We, and our students, have learned to become fearful of Internet viruses (which are usually not attached or implied by hoax e-mails, but was true in the case of the “Obama Acceptance Speech” email and attachement), but are often FAR less cautious with the ”safety” of our peace of mind/emotions these hoaxes upset—when people panic and hit the forward button!
We have to be schooled in hoax savviness, so we can model for our students—how do we do that? Earmarks of the Internet hoax are that they come as forwards (fwd:), that they ask us to forward the information along for goodness sakes (even if they are not recognizably chain letters),and that they usually have an urgent, panicky-sounding subject line, often with all or many CAPS.
They (like original urban legends) are often partially true, or contain facts, figures and a nugget of recognizable or indisputable truth—that is why we often accept it. They appear to arise organically and under some air of mystery, and come from someone we “know”—or via the infamous tip-off, the FOAF (Friend of a Friend).
I do think it’s odd we have to rely on a fact-checking/debunking sites like snopes.com to help us weed through this information. Snopes has been around for years, but like any authentication resource…it only works if people use it. I have a personal policy not to ever forward a forward—even from family members—and I intend to pass that along to my students. I will be sad to share that I know people who still send that Eid stamp-boycotting e-mail around. Sometimes, I engage people and send the debunking link to the story they have sent, sometimes I don’t.

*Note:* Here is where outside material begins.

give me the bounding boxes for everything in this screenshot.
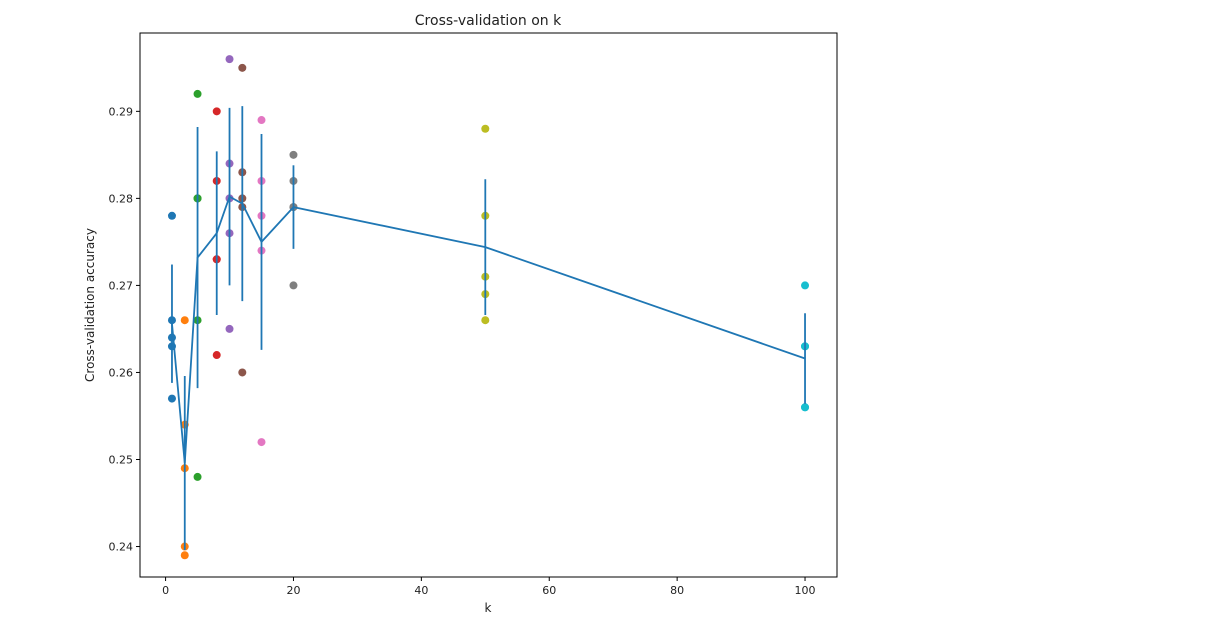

How we navigate information is a very personal subject we have to discuss with our students. Our culture, once a personal and oral tradition, has become impersonal, lightning-fast and less accountable with the WWW—a place where we can’t trust everything (or much of anything, without authentication) we see in print.
We also have to discuss the nuances of information transmission and understanding partial truth:
The Mayo Clinic employee’s relative’s memo from information from an actual staff meeting, which perpetuated hysteria over an expected pandemic of swine flu, turns out to have been sent by an actual employee, who misstated statistics and hypotheticals from an actual meeting. It is much more dangerous to spread partial truths with some component of fact, authenticity, then to perpetuate outright untruths. It’s really grey area with some of these hoaxes, which we can use, as educators, as a springboard to discuss the nature of truth and verifying information, in general.